With an unpredictable disease like COVID-19, continuous measurement can save lives. “We saw in a pulse oximeter study that those patients who needed to be hospitalized did not gradually deteriorate; they had a rapid decline, and if you’re not measuring it continuously, you may not catch them quickly enough,” Cummings noted.

Turnkey solutions likely will dominate the future of monitoring COVID-19 patients for hospitals that have not yet developed their own systems. “There are options that they can ramp up rather quickly using someone else,” Cummings said. “There are companies implementing remote platforms and hospitals that might function as a regional hub in offering remote monitoring services. They could Fedex sensors and handle calls. We already run many rural ICUs remotely; you don’t have to be there to manage patients.”

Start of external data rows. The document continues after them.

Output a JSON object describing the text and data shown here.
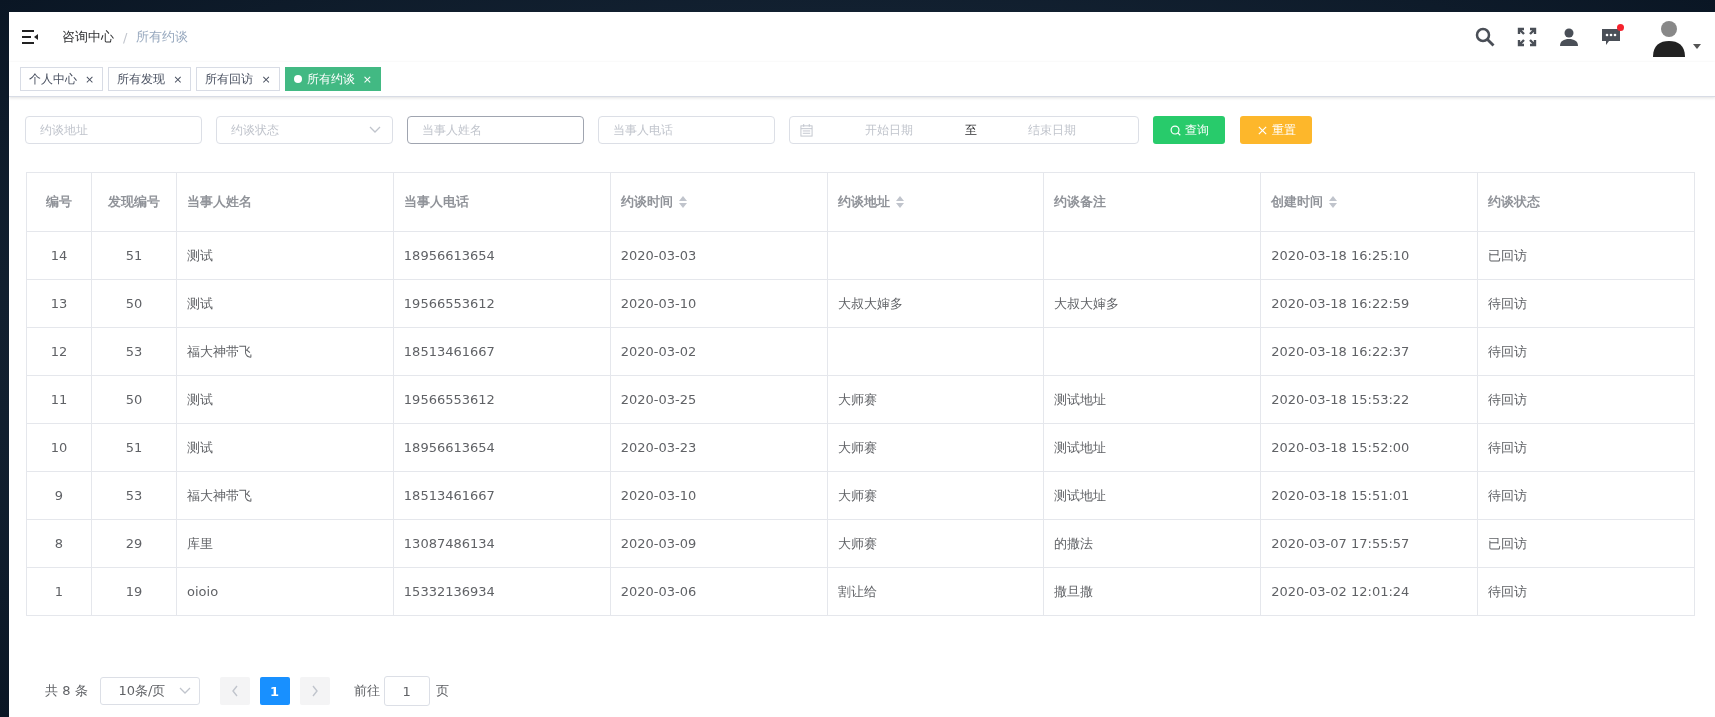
{
  "header": {
    "breadcrumb": [
      {
        "label": "咨询中心",
        "current": false
      },
      {
        "label": "所有约谈",
        "current": true
      }
    ],
    "separator": "/",
    "has_unread": true
  },
  "tabs": [
    {
      "label": "个人中心",
      "close": "×",
      "selected": false
    },
    {
      "label": "所有发现",
      "close": "×",
      "selected": false
    },
    {
      "label": "所有回访",
      "close": "×",
      "selected": false
    },
    {
      "label": "所有约谈",
      "close": "×",
      "selected": true
    }
  ],
  "filters": [
    {
      "kind": "input",
      "placeholder": "约谈地址",
      "focused": false
    },
    {
      "kind": "select",
      "placeholder": "约谈状态",
      "focused": false
    },
    {
      "kind": "input",
      "placeholder": "当事人姓名",
      "focused": true
    },
    {
      "kind": "input",
      "placeholder": "当事人电话",
      "focused": false
    }
  ],
  "date_range": {
    "start_placeholder": "开始日期",
    "separator": "至",
    "end_placeholder": "结束日期"
  },
  "buttons": [
    {
      "kind": "search",
      "label": "查询"
    },
    {
      "kind": "reset",
      "label": "重置"
    }
  ],
  "table": {
    "columns": [
      {
        "label": "编号",
        "sortable": false
      },
      {
        "label": "发现编号",
        "sortable": false
      },
      {
        "label": "当事人姓名",
        "sortable": false
      },
      {
        "label": "当事人电话",
        "sortable": false
      },
      {
        "label": "约谈时间",
        "sortable": true
      },
      {
        "label": "约谈地址",
        "sortable": true
      },
      {
        "label": "约谈备注",
        "sortable": false
      },
      {
        "label": "创建时间",
        "sortable": true
      },
      {
        "label": "约谈状态",
        "sortable": false
      }
    ],
    "rows": [
      [
        "14",
        "51",
        "测试",
        "18956613654",
        "2020-03-03",
        "",
        "",
        "2020-03-18 16:25:10",
        "已回访"
      ],
      [
        "13",
        "50",
        "测试",
        "19566553612",
        "2020-03-10",
        "大叔大婶多",
        "大叔大婶多",
        "2020-03-18 16:22:59",
        "待回访"
      ],
      [
        "12",
        "53",
        "福大神带飞",
        "18513461667",
        "2020-03-02",
        "",
        "",
        "2020-03-18 16:22:37",
        "待回访"
      ],
      [
        "11",
        "50",
        "测试",
        "19566553612",
        "2020-03-25",
        "大师赛",
        "测试地址",
        "2020-03-18 15:53:22",
        "待回访"
      ],
      [
        "10",
        "51",
        "测试",
        "18956613654",
        "2020-03-23",
        "大师赛",
        "测试地址",
        "2020-03-18 15:52:00",
        "待回访"
      ],
      [
        "9",
        "53",
        "福大神带飞",
        "18513461667",
        "2020-03-10",
        "大师赛",
        "测试地址",
        "2020-03-18 15:51:01",
        "待回访"
      ],
      [
        "8",
        "29",
        "库里",
        "13087486134",
        "2020-03-09",
        "大师赛",
        "的撒法",
        "2020-03-07 17:55:57",
        "已回访"
      ],
      [
        "1",
        "19",
        "oioio",
        "15332136934",
        "2020-03-06",
        "割让给",
        "撒旦撒",
        "2020-03-02 12:01:24",
        "待回访"
      ]
    ]
  },
  "pagination": {
    "total": "共 8 条",
    "page_size": "10条/页",
    "pages": [
      {
        "label": "1",
        "selected": true
      }
    ],
    "goto_label": "前往",
    "goto_value": "1",
    "page_unit": "页"
  }
}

Hospitals have started to expand the situations in which they use remote monitoring for COVID-19 patients. The University of Miami and the Mayo Clinic have started using their systems to keep tabs on patients released a little earlier than they might otherwise. “We’re seeing it even in more acute care,” said Cummings, “it could be done not just with patients doing pretty well, but even as an almost virtual ICU at home with nurses visiting ... more regularly and coupled with continuous remote monitoring for various parameters. We’re already seeing that trend starting up.”

In the long term, the use of telemedicine and integrated remote monitoring appears here to stay. “My philosophy is that you can’t put toothpaste back in the tube,” Cummings said. Patients who like the convenience or continue to worry about contracting the virus in waiting rooms will demand access to telemedicine. And as virtual care becomes more common, remote monitoring will necessarily increase as well, he asserted. “Remote monitoring is one of the most disruptive technologies, and it’s a necessary part of virtual health. If you want to improve the quality of telehealth, then you have to have the same things that go on in an office visit.”